Post-traumatic stress disorder can be very emotionally-taxing for those who experience the re-entry of trauma in their lives through re-experience. A predisposition to PTSD could be the role of neurogenesis in the dentate gyrus of the hippocampus. Without this process intact or at full function, stress responses can be generalized and re-experienced without specific context. This causes great distress in the life of an individual. With neurogenesis, people can be free to live their best lives, just like the rat pictured to the right!
References
American Psychiatric Association. (2013). Diagnostic and statistical manual of mental disorders (5th ed.). Washington, DC: Author.
Frijling (2017). Preventing PTSD with oxytocin: Effects of oxytocin administration on fear neurocircuitry and PTSD symptom development in recently trauma-exposed individuals. European Journal of Psychotraumatology, 8.

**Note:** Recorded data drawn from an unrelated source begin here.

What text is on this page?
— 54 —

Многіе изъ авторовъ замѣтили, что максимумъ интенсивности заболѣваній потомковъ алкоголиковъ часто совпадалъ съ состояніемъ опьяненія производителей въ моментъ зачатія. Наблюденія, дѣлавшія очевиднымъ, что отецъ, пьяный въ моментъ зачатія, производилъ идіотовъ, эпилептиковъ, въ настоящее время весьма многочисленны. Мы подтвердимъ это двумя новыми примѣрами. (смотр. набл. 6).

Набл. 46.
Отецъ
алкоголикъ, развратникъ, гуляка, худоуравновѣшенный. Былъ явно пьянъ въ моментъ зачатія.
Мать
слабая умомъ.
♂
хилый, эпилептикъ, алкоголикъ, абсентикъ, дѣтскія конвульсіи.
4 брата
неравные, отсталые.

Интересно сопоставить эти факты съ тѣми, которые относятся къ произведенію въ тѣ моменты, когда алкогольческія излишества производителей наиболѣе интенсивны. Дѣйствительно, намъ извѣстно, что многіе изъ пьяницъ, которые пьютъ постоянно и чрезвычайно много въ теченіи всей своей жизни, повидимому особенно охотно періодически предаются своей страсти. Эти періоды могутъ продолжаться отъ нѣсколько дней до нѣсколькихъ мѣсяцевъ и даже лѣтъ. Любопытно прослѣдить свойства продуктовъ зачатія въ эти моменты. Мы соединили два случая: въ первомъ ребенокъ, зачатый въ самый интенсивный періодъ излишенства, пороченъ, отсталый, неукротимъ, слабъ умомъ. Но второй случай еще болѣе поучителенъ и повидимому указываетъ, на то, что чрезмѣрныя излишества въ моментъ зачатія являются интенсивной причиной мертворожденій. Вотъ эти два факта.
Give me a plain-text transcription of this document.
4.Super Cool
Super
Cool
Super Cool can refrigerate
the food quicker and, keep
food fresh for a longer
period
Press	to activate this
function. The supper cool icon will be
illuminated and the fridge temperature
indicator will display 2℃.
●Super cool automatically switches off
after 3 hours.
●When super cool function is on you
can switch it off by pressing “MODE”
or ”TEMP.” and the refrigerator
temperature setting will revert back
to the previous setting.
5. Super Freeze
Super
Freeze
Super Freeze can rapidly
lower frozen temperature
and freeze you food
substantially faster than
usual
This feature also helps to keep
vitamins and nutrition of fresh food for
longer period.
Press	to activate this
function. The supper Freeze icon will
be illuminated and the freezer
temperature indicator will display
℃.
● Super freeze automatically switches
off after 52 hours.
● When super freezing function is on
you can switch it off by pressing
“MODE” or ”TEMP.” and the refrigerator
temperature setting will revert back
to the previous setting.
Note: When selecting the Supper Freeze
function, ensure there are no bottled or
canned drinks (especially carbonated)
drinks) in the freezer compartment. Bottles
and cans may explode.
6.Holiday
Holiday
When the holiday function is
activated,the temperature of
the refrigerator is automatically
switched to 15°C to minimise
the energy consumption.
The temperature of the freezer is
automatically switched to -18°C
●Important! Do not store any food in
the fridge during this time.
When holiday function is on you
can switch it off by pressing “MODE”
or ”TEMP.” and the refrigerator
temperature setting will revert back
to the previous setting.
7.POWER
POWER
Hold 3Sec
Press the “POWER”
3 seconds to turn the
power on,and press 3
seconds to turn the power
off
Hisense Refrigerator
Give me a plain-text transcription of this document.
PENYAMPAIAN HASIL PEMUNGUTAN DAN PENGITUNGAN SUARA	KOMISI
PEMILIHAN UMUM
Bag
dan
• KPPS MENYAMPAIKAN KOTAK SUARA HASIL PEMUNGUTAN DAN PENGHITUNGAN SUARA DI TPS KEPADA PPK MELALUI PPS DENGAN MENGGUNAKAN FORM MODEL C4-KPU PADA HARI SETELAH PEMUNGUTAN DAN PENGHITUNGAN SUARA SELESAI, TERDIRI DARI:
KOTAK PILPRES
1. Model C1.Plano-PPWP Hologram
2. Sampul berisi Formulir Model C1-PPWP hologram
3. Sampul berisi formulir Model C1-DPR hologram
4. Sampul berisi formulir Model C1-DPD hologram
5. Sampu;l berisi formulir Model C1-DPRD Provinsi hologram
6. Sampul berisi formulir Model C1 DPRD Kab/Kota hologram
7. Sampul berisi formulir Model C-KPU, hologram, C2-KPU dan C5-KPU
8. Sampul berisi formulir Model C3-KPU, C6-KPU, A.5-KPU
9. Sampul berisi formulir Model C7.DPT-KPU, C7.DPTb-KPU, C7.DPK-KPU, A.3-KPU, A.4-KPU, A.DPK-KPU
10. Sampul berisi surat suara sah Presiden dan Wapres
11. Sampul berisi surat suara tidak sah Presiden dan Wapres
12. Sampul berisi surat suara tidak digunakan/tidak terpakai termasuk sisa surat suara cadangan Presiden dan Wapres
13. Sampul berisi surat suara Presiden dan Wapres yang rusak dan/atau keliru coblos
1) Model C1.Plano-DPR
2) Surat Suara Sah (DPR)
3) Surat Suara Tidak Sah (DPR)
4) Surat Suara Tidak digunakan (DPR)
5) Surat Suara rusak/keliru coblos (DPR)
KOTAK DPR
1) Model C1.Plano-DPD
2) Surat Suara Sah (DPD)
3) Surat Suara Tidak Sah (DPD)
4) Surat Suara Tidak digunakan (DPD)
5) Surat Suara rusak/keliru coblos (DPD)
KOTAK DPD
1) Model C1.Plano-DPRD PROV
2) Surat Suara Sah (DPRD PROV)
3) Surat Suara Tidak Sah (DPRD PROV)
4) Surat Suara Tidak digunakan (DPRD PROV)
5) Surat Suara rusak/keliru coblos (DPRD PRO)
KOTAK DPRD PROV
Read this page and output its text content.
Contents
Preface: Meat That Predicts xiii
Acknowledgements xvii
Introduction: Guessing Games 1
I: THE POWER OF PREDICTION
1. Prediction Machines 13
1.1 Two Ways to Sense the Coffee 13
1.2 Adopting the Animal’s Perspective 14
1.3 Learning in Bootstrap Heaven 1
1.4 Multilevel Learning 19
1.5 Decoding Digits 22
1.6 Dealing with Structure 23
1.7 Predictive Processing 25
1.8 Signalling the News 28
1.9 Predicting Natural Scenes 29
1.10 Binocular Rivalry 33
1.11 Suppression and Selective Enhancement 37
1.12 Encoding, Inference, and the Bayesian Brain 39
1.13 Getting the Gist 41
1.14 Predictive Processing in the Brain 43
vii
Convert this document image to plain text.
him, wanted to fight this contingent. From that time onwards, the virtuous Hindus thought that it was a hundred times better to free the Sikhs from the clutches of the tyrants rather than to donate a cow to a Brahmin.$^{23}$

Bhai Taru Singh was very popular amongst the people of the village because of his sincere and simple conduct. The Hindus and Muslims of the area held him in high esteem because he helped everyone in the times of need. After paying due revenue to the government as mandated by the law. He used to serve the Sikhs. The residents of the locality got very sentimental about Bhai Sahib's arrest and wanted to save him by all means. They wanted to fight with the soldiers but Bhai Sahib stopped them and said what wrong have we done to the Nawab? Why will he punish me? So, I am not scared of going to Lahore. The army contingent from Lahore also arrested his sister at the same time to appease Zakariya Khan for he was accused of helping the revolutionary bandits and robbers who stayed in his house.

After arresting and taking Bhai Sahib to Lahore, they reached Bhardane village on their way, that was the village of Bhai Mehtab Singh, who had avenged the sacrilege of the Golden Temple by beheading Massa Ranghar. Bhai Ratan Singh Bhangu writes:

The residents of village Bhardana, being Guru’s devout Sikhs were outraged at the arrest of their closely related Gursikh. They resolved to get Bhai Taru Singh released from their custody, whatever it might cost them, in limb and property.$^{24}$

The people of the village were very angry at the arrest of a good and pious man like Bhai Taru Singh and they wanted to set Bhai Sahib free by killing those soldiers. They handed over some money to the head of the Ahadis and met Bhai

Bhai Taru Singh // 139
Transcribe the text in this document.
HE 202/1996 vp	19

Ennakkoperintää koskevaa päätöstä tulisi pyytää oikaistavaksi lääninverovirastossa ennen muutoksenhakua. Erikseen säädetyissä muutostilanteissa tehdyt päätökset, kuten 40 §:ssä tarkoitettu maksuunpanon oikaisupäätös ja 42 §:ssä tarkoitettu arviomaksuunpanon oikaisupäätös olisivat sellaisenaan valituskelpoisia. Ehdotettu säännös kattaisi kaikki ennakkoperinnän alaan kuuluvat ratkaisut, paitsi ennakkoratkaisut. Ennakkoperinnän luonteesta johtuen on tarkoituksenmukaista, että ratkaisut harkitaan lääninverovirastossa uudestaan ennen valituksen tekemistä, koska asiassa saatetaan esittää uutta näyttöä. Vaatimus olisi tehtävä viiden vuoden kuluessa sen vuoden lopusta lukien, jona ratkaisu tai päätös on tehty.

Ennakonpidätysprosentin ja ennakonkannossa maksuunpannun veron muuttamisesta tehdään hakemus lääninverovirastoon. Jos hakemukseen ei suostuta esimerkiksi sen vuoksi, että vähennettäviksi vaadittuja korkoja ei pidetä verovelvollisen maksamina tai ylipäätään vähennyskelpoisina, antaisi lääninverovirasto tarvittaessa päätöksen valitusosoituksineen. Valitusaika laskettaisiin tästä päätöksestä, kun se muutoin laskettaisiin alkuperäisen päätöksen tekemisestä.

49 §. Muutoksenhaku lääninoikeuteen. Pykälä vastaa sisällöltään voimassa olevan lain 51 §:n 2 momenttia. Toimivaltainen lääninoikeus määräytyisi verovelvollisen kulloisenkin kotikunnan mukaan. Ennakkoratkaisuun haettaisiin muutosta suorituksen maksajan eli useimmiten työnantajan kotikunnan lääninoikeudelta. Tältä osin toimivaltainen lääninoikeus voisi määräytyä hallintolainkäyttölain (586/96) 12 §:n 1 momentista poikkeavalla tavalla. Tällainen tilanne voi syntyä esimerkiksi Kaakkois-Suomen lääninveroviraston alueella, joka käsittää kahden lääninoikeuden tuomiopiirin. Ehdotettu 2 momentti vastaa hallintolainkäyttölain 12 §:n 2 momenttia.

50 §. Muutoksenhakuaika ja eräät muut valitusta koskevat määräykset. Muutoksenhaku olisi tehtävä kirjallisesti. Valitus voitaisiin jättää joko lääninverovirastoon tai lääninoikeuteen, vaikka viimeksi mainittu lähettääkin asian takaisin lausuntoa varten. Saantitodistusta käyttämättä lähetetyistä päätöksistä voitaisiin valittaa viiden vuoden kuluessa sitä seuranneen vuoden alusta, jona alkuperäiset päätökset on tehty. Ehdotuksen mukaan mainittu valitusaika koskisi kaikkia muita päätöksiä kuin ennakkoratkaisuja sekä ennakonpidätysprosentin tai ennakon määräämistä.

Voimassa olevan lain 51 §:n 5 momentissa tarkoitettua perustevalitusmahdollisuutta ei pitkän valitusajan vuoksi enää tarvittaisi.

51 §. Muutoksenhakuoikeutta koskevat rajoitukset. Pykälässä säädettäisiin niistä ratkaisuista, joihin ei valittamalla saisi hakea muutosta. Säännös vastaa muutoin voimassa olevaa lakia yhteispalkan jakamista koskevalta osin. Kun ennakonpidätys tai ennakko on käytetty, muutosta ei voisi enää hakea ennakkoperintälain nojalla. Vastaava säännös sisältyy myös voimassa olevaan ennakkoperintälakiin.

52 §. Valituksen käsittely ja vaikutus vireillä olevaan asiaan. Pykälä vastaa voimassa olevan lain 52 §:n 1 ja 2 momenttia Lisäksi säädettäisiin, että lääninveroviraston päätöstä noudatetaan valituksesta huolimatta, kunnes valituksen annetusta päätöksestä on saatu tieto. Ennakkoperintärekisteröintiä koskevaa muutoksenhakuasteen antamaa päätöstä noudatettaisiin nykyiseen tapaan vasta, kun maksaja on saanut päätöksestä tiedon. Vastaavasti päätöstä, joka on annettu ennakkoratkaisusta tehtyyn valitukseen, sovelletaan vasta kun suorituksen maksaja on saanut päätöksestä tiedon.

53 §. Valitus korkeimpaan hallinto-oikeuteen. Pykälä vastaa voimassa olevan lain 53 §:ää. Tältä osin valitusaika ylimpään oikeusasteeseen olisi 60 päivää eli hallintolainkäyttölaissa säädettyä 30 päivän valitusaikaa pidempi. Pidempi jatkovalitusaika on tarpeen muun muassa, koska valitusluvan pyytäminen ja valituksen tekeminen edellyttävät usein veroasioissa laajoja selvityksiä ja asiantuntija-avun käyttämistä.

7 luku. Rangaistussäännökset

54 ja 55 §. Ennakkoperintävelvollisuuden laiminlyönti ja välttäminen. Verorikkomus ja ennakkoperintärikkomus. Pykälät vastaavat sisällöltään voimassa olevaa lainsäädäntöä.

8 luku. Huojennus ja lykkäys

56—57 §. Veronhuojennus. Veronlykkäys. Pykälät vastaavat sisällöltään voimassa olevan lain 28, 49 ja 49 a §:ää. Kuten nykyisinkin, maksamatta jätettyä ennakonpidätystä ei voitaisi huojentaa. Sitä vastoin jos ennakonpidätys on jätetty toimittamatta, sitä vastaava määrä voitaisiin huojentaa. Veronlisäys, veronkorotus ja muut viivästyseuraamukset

National Institute of Mental Health (2020). Post-Traumatic Stress Disorder. Retrieved from https://www.nimh.nih.gov/health/topics/post-traumatic-stress-disorder-ptsd/index.shtml.
Olff (2017). Sex and gender differences in post-traumatic stress disorder: An update. European Journal of Psychotraumatology, 8
Shoenfeld, T.J., Rhee, D., Martin, L., Smith, J.A., Sonti, A.N., Padmanabun, V., Cameron, H.A. (2019). New neurons restore behavioral abnormalities in a rat model of PTSD. Hippocampus, 29, 848-861.